Debt is only one typical financial challenge facing young physicians. According to the report, many in their 30s also consider themselves behind in saving for retirement, have less than $50,000 saved for retirement and lack a professional financial planner. At the same time, most physicians feel less than knowledgeable about personal finance.
“Almost nobody talks to young physicians about financial preparedness,” Dr. Harrington said. “The idea is that this is all about how much you know and then everything will take care of itself. But it doesn’t take care of itself, and stress, burnout and interpersonal problems are frequent outcomes.”
In fact, it’s the dissimilarity of his experience to that of successive generations of physicians that led Dr. Harrington to reflect on how he would approach a career in medicine if he had to do it all again. Here are seven suggestions he’s made to his own physician son and younger colleagues:
- Choose a specialty you love. “With increasing debt, young physicians’ specialty choices have become less about their highest interest and more about what makes the most money or is less demanding,” he said. “If you make good financial decisions during your training and downstream, you shouldn’t have a problem paying off your debt.”

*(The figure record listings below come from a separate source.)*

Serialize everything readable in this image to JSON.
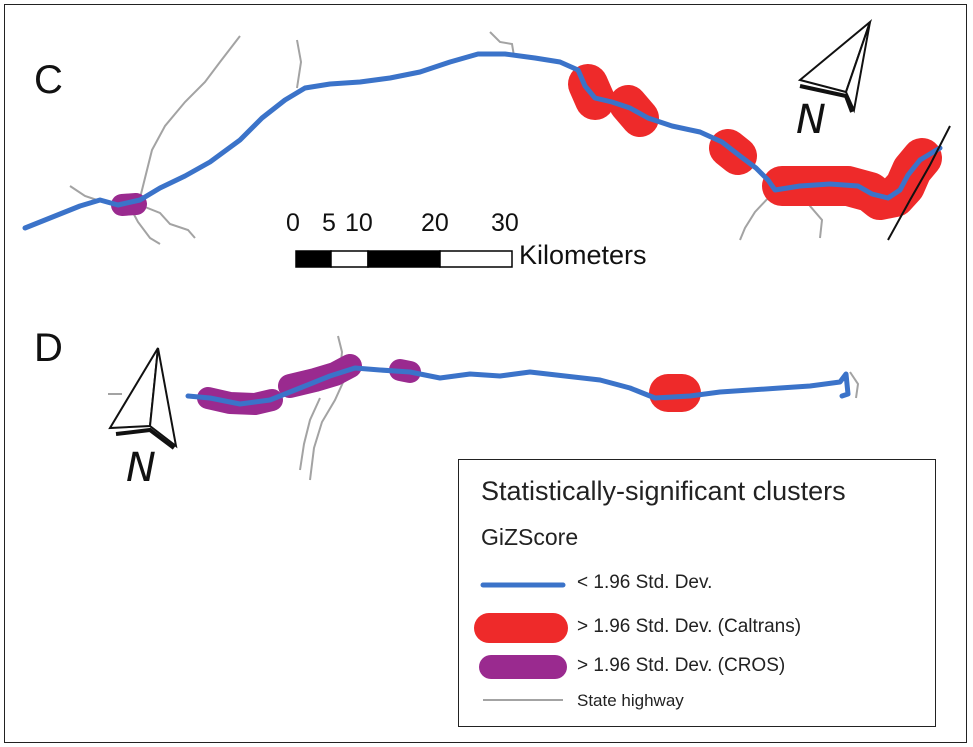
{
  "panels": {
    "c_label": "C",
    "d_label": "D"
  },
  "north_arrow": {
    "label": "N"
  },
  "scale_bar": {
    "ticks": [
      "0",
      "5",
      "10",
      "20",
      "30"
    ],
    "unit": "Kilometers"
  },
  "legend": {
    "title": "Statistically-significant clusters",
    "subtitle": "GiZScore",
    "items": [
      {
        "label": "< 1.96 Std. Dev.",
        "symbol": "blue-line",
        "color": "#3b73c9"
      },
      {
        "label": "> 1.96 Std. Dev. (Caltrans)",
        "symbol": "red-band",
        "color": "#ee2a2a"
      },
      {
        "label": "> 1.96 Std. Dev. (CROS)",
        "symbol": "purple-band",
        "color": "#9a2a8f"
      },
      {
        "label": "State highway",
        "symbol": "gray-line",
        "color": "#a3a3a3"
      }
    ]
  },
  "colors": {
    "route": "#3b73c9",
    "caltrans_cluster": "#ee2a2a",
    "cros_cluster": "#9a2a8f",
    "state_highway": "#a3a3a3"
  }
}
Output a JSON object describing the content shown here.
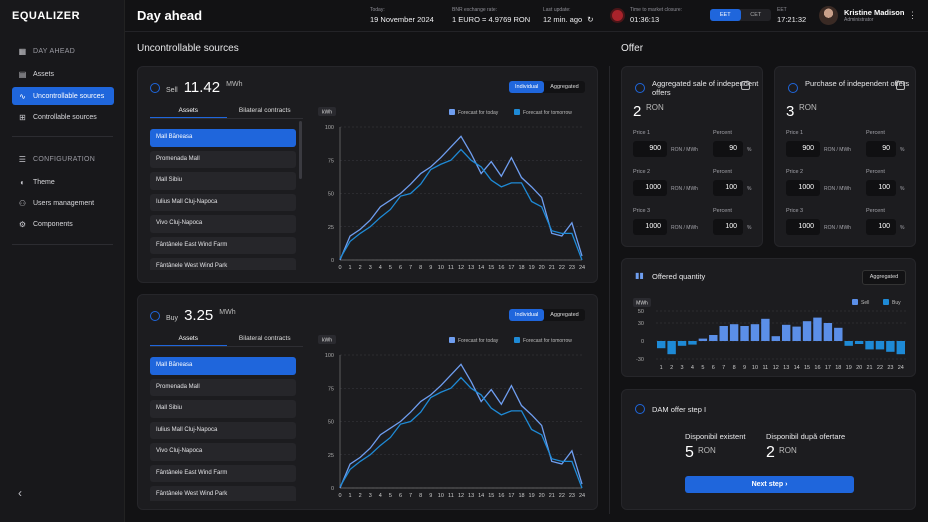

- Get help with your employment contract. “You need somebody who’s street smart to advise you on whatever kind of an employment contract you’re going to sign before you sign it. Many of the young physicians who I know sign contracts or decide they’re going to open their own practice without knowing the financial implications relative to their income expectations.”
- Find a qualified financial adviser. “Getting professional advice right off the bat is critical, particularly if you have any debt or any family obligations. This advice should include more than an insurance program.”
- Minimize debt. “The financing of medical education and overblown expectations for income have created a couple of generations of physicians who got behind and never get caught up,” he said. “The rule of holes still applies: If you find yourself in a hole, the first thing you have to do is stop digging.”
- Embrace a middle-class lifestyle. “So many physicians feel that they’ve busted their humps for all those years and now they deserve a grand lifestyle, and their spouses expect it too. But I think living modestly has a lot to do with living happily. On a consistent basis, you have to spend less than you make and put away the maximum when you’re younger, because that compounds.”
- Consider changes to your practice model. “Team-based care, for example, can both reduce your workload and increase your practice’s revenues.”
- Seek mentoring. “I think we all do a lot better when we seek mentoring. It’s amazing to me how each generation reinvents the same problems and explores the same unsuccessful solutions before figuring it out.”
Dr. Harrington is also concerned about what financial pressures are doing to physicians in the aggregate. By placing doctors under so much financial stress, he said, society now risks having a compromised workforce.
“The North Star for physicians must always be to benefit society and their patients,” he said. “I always viewed my financial success as a derivative of delivering value to my patients. When decisions about career or patient care are influenced by financial factors rather than what’s best for the patient and society, the health care system is on a slippery slope.”